「荒れに荒れた」

 NHKのテレビ番組「プロジェクトX」の問題が新聞(たとえば「プロジェクトX問題、淀川工高校長も『事実と違う』」で取り上げられている。
 中高年が涙を流しながら見ている(本当か?)というこの番組だが、私は好きではなくほとんど見ていない(年に2、3回か)。あの番組の一つの売りは田口トモロヲのナレーションだと思うが、一つ一つのセンテンスが短く、それを淡々と語っていくことによって、成功「物語」という「ノン・フィクション」の「ドラマ」性を盛り上げていく。その結果が「荒れに荒れた」であろう。

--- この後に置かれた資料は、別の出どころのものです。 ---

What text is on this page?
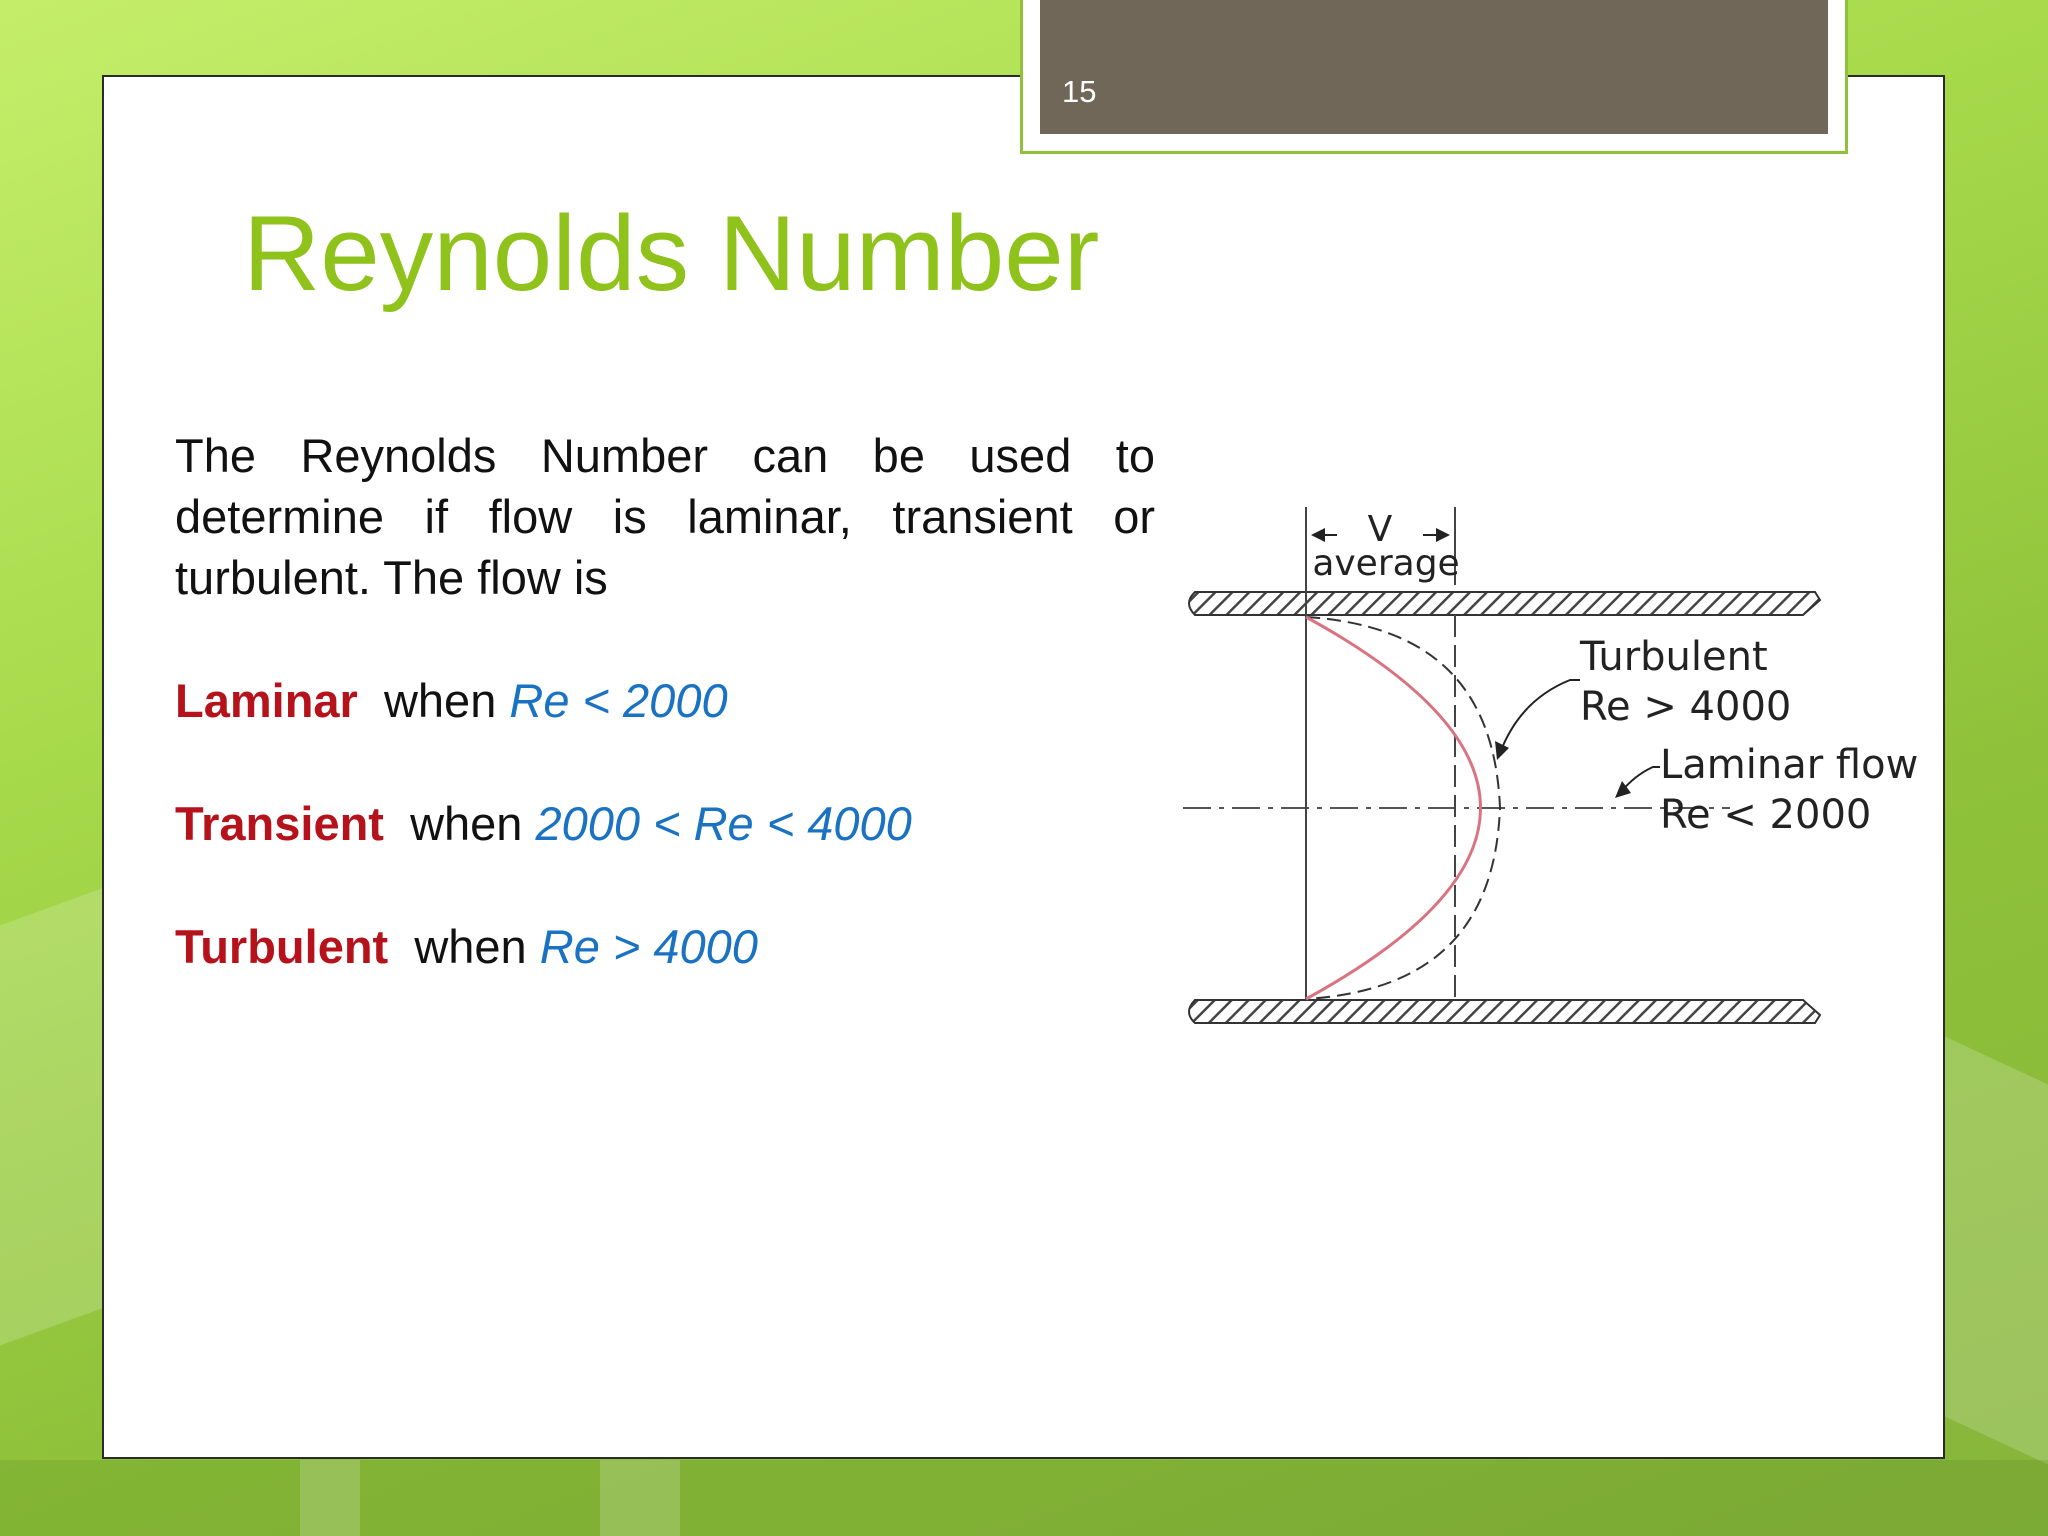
15
Reynolds Number

The Reynolds Number can be used to determine if flow is laminar, transient or turbulent. The flow is

Laminar when Re < 2000

Transient when 2000 < Re < 4000

Turbulent when Re > 4000

V
average
Turbulent
Re > 4000
Laminar flow
Re < 2000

 これが「前年度に比較して30%の荒れ具合であり、また隣接した高校に比べても50%以上の荒れ具合であった。その荒れ具合は、教室の椅子や机が投げられるなどの事件が年に55回、器物損壊の被害額は年200万円に上った。」(左の記述は事実でない創作です)などという語りでは、もちろんダメである。視聴者が聞いていられない。
 しかしそうだとしても取材する側は最低限の事実確認をする必要がある。

 この記事を読んで、学生のレポートを思い出した。学生にレポートの課題を出すと、具体的なデータ、数字の根拠を調べずに、「経済は急成長した」、「支持率は急降下した」、「貿易額は大幅に伸びた」、「世論は猛反発した」などと書いてくることが多い。
 どの程度が急成長、急降下、大幅、猛反発なのか?社会科学(私の専門はこの範疇に含まれる)においては、このような主観的な表現は避けなければならない。具体的なデータを記述することが求められる。いろいろな制約があって、具体的な記述ができなくてもデータ、根拠を求めておかなければいけない。
 退学者数も異なっているとのことなので、プロジェクトXの「荒れに荒れた」は、事実確認を怠ったことに由来するのだろう。
 レポートを面倒くさいと思う学生は多いが、レポート課題の目的の一つは、何かを伝えようとするときに、根拠、データを求める姿勢を身につけることであり、この姿勢は社会に出ても有効であり、必要なのである。